More bullish on gold is 
Citi futures specialist Sterling Smith. "Momentum has shifted in gold," he said. "Gold is very much a momentum-oriented market, and after months and months of downward (motion), we've finally seen momentum turn positive. … We're coming into a good seasonal time of the year. We're getting past the summer doldrums and the market should be able to pick up a little bit. Along with this we should see some good buying coming from India, and I think we're going to see improved Asian buying, so the physical market should be able to improve a little bit. I think we can probably take the market above $1,500. I think if we can get above that, taking the market above $1,600-$1,625 by the end of the year is not out of the question." 
Trend is your friend: Stocks weak, gold strong

"A lot of time gold historically performs very well between the months of July and October," 
agreed Greywolf technicianMark Newton. "Gold's been trending up for the last couple of months. … The target I have is right near $1,525, which is the area where gold broke down from early in April, and so that's a decent target. Gold might be a better place to invest than stocks, I think, over the next couple of months. The trend in stocks has been shaky to say the least really since the beginning of August. … We're in a seasonably weak time for stocks, and gold is in a bullish-type season."

Also adding fuel to gold's fire is a growing awareness of the fiscal fight looming in Washington starting in September, a situation underscored Monday 
in a letter sent to Congress by Treasury Secretary Jack Lew. In it, he urged lawmakers to raise the debt ceiling to to allow the government to borrow more money, saying it could default on its obligations if they don't act by Oct. 15.
"Act as soon as possible" on debt ceiling
"Congress should act as soon as possible to protect America's good credit by extending normal borrowing authority well before any risk of default becomes imminent," Lew wrote. "If investors should become unwilling to loan the United States money, the United States could face an immediate cash shortfall," Lew said.

By mid-October, Treasury would be left to fund the government with "only the cash we have on hand on any given day," now estimated to be about $50 billion.

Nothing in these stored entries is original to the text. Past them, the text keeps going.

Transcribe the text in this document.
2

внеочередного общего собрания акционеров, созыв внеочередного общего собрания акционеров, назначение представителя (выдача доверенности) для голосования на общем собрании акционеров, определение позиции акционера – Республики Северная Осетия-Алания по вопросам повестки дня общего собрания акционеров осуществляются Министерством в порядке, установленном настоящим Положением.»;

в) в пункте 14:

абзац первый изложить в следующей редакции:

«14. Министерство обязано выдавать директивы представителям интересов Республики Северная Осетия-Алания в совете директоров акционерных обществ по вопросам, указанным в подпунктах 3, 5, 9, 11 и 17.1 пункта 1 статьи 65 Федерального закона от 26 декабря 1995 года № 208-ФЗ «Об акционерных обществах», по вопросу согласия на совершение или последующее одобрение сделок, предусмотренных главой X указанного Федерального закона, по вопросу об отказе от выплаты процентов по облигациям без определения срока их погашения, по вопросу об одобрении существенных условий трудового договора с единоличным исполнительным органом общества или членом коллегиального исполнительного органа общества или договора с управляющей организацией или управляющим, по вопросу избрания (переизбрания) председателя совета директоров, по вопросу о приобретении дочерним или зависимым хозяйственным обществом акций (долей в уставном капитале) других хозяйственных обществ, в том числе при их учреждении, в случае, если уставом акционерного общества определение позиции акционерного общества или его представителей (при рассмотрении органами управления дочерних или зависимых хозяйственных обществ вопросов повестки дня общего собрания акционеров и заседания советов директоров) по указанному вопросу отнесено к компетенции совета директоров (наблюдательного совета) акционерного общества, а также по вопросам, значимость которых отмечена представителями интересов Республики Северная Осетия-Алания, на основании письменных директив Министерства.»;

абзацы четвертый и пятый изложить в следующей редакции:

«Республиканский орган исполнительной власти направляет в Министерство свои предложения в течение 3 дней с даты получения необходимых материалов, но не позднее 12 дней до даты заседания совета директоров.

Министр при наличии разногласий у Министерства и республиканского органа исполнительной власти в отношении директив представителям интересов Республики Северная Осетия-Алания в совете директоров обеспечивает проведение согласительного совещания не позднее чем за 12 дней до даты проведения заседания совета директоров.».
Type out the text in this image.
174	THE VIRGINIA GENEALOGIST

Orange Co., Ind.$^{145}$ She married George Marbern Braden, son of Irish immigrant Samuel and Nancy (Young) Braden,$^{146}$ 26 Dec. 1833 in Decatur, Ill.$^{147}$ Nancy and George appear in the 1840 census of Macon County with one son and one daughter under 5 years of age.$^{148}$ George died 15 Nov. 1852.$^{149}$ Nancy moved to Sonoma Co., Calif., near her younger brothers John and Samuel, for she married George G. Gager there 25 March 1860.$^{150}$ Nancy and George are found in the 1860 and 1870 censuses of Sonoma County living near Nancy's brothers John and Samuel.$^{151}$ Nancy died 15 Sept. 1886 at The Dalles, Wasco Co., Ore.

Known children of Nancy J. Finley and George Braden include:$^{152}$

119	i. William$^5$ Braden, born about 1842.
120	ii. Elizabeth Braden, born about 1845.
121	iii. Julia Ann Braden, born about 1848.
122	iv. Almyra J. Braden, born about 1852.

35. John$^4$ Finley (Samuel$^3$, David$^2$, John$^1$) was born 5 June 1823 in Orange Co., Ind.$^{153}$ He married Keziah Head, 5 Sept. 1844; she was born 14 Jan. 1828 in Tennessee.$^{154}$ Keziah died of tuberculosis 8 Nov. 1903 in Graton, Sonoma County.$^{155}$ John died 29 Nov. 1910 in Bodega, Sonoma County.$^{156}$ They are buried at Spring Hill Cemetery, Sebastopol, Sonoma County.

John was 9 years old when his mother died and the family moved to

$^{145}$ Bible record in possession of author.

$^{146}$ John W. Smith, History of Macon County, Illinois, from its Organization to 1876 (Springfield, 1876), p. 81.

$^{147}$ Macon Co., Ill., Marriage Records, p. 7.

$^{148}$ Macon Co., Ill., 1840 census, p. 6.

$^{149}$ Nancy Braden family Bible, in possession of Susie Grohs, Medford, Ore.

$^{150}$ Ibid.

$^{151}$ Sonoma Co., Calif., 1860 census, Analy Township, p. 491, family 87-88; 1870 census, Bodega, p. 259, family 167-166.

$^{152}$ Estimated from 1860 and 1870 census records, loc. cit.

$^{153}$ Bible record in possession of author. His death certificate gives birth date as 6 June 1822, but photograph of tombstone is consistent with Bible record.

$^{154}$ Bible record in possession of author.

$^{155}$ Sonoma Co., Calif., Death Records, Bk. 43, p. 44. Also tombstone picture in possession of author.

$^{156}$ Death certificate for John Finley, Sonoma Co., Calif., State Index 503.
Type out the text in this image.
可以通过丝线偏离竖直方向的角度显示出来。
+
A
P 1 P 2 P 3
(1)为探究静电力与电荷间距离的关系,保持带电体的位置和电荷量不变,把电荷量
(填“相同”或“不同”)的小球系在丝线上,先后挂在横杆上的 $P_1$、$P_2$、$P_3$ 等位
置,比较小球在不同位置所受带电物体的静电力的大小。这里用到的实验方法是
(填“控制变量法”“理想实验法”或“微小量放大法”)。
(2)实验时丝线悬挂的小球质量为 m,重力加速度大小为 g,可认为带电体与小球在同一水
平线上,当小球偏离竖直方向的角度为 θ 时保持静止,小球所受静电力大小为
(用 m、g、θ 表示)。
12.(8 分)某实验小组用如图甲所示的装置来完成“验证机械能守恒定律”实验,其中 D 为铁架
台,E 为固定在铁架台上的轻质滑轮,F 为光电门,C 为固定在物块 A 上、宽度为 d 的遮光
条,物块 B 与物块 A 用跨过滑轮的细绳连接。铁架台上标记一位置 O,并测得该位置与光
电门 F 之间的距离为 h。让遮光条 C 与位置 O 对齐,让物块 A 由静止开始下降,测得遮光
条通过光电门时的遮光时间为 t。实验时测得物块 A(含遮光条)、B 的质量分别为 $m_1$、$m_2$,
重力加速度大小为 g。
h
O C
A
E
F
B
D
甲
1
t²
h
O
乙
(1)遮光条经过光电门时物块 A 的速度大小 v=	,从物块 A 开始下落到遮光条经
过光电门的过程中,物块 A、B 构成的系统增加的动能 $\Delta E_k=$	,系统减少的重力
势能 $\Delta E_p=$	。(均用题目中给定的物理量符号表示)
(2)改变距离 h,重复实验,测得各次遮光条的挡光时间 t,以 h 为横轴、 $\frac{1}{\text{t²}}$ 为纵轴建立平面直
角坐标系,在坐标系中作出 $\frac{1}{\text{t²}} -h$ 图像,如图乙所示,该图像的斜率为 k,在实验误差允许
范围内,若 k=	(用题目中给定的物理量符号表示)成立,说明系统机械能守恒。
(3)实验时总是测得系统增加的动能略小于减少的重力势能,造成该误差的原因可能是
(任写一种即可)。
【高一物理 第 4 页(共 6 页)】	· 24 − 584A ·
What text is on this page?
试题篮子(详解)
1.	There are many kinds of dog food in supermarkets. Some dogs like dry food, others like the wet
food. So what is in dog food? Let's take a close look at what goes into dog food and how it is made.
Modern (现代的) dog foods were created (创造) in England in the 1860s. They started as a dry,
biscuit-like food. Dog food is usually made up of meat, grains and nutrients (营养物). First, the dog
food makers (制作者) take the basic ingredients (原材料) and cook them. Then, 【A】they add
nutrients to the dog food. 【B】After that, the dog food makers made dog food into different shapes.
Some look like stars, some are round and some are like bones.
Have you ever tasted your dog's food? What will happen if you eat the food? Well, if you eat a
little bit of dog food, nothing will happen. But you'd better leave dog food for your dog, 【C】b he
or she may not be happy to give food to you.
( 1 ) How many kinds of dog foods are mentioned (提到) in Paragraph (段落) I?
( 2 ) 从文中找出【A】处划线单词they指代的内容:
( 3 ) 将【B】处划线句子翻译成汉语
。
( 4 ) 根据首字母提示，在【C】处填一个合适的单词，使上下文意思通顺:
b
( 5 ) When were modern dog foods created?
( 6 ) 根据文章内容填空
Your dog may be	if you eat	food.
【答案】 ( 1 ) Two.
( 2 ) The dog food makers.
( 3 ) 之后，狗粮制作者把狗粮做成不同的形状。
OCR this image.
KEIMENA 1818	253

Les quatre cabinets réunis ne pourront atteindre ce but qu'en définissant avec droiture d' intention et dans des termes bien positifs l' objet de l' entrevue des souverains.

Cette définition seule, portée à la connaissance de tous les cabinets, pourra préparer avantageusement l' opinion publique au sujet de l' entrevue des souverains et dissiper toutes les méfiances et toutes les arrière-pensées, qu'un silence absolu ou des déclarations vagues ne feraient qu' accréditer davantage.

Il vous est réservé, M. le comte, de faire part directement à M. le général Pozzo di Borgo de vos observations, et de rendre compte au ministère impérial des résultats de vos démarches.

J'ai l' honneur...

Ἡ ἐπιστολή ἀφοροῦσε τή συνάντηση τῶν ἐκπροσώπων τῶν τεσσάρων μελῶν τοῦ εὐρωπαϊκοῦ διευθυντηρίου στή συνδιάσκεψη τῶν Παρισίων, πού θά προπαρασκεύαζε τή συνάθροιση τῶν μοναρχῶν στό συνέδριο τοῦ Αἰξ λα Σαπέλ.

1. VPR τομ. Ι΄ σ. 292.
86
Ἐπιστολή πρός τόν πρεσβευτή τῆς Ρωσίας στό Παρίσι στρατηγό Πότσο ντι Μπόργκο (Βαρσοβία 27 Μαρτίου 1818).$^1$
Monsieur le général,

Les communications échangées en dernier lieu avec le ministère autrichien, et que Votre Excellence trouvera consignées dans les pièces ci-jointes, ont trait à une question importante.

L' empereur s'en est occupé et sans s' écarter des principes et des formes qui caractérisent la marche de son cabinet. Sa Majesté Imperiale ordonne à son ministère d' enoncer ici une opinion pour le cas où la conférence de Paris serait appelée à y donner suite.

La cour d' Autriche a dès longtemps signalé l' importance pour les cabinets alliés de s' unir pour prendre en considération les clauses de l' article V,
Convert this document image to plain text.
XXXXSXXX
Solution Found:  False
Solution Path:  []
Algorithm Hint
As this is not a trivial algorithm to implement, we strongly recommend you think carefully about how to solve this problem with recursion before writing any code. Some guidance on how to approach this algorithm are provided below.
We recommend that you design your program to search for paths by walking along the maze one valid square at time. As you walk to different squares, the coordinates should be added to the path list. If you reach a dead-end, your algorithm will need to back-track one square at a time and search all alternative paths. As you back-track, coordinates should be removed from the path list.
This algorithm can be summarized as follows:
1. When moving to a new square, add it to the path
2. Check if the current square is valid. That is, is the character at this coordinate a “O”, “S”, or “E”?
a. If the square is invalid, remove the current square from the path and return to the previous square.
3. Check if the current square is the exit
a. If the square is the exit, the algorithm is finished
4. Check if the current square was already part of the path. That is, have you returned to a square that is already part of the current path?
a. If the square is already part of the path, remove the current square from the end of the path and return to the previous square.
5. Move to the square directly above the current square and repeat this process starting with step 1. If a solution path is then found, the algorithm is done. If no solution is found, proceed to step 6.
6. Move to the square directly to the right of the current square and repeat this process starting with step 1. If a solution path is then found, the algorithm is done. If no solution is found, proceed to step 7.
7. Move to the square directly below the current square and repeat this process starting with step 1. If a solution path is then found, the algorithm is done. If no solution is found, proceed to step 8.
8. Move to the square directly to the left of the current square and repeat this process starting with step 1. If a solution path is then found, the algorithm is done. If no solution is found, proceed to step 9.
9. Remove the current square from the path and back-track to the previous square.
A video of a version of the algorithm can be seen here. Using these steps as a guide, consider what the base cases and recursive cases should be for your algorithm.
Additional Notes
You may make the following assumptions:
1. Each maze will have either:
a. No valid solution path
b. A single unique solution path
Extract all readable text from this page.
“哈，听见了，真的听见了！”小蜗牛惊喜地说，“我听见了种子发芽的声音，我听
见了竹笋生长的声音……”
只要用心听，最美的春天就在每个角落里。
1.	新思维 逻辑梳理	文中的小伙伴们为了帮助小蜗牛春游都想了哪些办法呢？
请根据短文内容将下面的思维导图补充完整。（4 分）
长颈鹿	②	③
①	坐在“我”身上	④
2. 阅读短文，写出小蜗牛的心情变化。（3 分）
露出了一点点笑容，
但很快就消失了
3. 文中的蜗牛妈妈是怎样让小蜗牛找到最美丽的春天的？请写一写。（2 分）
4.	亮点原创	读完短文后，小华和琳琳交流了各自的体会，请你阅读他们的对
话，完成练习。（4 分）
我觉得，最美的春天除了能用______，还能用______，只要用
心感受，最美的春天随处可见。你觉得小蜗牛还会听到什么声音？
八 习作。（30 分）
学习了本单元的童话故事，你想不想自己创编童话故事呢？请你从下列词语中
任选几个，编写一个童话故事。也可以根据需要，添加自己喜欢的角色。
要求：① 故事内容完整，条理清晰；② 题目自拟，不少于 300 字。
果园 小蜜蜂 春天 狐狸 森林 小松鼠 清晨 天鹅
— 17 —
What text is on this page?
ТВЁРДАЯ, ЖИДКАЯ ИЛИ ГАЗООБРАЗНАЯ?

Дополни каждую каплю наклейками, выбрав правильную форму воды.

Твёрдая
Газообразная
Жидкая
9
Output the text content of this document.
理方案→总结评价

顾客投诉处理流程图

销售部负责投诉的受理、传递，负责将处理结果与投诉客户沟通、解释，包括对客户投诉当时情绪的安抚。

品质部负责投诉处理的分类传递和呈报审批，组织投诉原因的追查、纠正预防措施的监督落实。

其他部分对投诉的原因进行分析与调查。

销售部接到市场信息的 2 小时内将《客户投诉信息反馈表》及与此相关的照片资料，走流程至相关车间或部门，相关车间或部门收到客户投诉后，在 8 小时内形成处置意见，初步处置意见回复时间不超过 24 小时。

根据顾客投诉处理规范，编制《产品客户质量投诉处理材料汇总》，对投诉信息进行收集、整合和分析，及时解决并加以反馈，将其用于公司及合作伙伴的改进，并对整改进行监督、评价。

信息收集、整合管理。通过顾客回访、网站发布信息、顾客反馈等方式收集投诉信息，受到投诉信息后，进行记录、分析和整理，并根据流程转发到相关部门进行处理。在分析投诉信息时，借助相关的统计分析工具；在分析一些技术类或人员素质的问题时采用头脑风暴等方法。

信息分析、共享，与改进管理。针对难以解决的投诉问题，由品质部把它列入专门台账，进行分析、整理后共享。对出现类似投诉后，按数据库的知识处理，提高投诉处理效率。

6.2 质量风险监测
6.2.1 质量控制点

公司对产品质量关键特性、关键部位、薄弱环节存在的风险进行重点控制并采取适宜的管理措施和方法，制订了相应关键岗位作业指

"Operating the government with no borrowing authority, and with only the cash on hand on a given day, would place the U.S. in an unacceptable position," Lew 
said. "A cash balance of approximately $50 billion would be insufficient to cover net expenditures for an extended period of time."

Since May, Treasury has been using extraordinary accounting measures to avoid hitting the debt limit, but these tools will be exhausted around October 15, Lew said.

The revised timeline puts more pressure on lawmakers and the White House to find a way to increase the $16.7 trillion debt ceiling.

If the debt ceiling isn't raised, the country could face a rerun of the financial crisis that shook the nation in the summer of 2011, when 
Standard & Poor's took the unprecedented step of downgrading the U.S. credit rating. Gold later shot up to its all-time nominal high above $1,920 an ounce.